Fiji Crop and Livestock Council CEO Jiu Daunivalu, standing left, and Seraia Adikula (standing next to her), watch participants scrape coconuts at the workshop. Picture: SUPPLIED

The Fiji Crop and Livestock Council (FCLC) says by achieving and improving productivity and product diversification in traditional coconut production, it would be possible for farmers to attain sustainable incomes and improved livelihoods for their families, while contributing to overall poverty alleviation and enhancing nutrition security.

Council chief executive officer Jiu Daunivalu made the statement at a training for 40 farmers from the Central Division who relied on coconut plantations for their livelihood were part of the training workshop facilitated by the FCLC and conducted by the Ministry of Agriculture (MOA) Mua Agricultural Research Station, in Taveuni.

“The coconut tree is also called the ‘Tree of Life’, because all parts of the tree are used to sustain human life.

“Participants shared their knowledge about traditional and modern practices, using the coconut, from the leaves to the roots, for food, shelter, fuel, decoration, medicine, desiccated coconut and much more,” said Mrs Daunivalu.
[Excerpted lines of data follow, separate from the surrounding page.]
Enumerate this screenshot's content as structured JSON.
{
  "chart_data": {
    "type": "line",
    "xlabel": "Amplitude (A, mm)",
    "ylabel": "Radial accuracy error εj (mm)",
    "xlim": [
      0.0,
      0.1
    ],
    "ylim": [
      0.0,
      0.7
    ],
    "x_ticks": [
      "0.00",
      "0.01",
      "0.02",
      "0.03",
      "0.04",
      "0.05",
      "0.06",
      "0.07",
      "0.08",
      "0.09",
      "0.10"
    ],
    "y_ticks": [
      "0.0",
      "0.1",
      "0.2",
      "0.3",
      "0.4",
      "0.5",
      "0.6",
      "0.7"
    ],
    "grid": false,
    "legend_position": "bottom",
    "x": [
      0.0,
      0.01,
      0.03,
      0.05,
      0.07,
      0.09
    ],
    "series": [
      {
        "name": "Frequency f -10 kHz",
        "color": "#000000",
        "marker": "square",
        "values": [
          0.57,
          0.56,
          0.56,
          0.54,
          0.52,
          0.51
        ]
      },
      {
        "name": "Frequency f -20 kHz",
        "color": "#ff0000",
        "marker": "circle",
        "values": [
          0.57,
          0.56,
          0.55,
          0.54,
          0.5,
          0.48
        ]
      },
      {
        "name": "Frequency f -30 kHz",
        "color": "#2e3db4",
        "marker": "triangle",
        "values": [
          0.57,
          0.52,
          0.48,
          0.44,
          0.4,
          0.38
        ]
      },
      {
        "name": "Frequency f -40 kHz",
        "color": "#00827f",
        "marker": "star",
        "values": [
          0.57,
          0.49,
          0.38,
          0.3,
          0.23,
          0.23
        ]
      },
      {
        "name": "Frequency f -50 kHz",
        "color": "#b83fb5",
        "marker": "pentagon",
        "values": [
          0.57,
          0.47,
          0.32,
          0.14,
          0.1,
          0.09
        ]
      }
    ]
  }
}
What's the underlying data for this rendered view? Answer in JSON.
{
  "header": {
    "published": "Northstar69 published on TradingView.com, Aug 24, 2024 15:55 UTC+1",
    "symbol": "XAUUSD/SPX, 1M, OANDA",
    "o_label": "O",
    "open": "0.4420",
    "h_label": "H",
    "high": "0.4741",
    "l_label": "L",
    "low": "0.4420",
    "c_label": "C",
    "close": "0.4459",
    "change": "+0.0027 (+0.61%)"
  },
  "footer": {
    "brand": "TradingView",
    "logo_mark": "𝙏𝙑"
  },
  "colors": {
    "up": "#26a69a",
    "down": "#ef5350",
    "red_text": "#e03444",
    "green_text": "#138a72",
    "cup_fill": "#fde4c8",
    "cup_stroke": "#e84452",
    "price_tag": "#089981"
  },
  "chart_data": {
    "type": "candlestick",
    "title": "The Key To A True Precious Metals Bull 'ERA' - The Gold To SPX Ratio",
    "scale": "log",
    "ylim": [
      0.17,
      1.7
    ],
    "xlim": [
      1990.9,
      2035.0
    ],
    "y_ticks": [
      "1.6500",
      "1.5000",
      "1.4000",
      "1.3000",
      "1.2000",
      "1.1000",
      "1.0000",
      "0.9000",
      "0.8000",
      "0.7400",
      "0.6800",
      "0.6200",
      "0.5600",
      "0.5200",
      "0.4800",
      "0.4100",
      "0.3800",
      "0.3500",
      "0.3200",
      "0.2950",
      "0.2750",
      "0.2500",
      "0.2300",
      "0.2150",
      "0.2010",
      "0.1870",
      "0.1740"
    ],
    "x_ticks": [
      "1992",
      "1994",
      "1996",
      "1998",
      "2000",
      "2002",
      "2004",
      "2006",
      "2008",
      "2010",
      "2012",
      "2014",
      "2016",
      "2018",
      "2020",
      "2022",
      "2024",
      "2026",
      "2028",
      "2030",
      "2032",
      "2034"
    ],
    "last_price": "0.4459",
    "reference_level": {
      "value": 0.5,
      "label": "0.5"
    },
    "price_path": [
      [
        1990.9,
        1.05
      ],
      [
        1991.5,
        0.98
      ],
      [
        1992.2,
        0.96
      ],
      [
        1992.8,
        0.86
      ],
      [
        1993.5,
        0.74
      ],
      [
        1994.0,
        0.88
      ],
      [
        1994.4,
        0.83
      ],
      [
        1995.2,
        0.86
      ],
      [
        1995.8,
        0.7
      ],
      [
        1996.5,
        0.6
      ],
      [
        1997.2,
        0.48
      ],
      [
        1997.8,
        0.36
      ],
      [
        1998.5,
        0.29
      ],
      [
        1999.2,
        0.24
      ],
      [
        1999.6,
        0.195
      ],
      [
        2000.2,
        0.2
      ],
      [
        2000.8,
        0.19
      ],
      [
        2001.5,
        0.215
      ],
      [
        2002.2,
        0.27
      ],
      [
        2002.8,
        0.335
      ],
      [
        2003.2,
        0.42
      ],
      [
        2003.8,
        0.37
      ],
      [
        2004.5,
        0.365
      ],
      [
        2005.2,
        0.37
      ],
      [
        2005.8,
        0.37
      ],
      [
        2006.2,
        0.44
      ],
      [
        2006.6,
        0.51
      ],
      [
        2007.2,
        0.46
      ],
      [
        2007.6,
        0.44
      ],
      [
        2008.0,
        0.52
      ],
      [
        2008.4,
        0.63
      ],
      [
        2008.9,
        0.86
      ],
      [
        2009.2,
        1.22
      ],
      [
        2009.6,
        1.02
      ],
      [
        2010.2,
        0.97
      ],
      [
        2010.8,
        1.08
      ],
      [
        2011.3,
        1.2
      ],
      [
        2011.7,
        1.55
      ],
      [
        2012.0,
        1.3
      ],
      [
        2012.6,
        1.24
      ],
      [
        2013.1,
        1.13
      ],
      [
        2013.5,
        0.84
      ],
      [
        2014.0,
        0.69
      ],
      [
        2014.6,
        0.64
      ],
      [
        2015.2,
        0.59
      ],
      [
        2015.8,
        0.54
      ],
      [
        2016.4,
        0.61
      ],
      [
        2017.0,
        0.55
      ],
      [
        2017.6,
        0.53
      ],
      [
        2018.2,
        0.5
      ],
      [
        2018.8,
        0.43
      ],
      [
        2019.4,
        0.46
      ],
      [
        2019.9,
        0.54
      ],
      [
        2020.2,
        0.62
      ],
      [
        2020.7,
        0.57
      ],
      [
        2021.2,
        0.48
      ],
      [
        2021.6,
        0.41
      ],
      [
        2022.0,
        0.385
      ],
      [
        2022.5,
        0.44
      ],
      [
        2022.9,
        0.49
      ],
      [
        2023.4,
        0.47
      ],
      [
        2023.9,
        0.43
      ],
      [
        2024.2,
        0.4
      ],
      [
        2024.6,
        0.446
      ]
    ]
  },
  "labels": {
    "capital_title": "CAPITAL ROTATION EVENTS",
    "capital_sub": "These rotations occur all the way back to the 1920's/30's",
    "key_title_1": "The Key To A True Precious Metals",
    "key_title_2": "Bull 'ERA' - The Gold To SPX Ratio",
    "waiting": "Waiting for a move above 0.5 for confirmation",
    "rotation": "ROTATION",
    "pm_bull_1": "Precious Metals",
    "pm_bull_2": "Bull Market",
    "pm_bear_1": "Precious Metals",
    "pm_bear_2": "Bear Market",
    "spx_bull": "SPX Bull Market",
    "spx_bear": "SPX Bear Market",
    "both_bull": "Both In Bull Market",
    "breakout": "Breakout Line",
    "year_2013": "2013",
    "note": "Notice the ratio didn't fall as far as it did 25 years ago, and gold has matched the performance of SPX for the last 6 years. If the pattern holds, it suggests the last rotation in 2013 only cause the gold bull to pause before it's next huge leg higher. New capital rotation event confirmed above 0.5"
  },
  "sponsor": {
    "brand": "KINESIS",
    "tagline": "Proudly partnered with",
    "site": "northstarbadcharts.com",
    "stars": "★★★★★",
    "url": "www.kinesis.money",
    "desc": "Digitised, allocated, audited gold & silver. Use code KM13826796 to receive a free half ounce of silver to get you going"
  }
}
“FCLC, in co-ordination with the MOA, have prioritised the overall development of coconut as part of a farming system, with rehabilitation of existing fields and plantations,” she said.

A statement from the council stated that MOA MUA Agricultural Research Station conducted the training on varieties of coconut trees and their different uses, best planting practices, and benefits of coconuts, including Virgin Coconut Oil (VCO) production, value-added VCO by-products, demonstrations of best production practices and the right tools to use.

It said among those demonstrating coconut products was Litia Naitanui, president of Fiji Niu Producer & By-Products Association (FNPBA), who is a VCO production and by-products trainer and president of the Rewa Branch of the Fiji Disabled Women (FDW).

Others who also attended the training included graduates who are not employed, and men and women previously employed in the hospitality and tourism sector.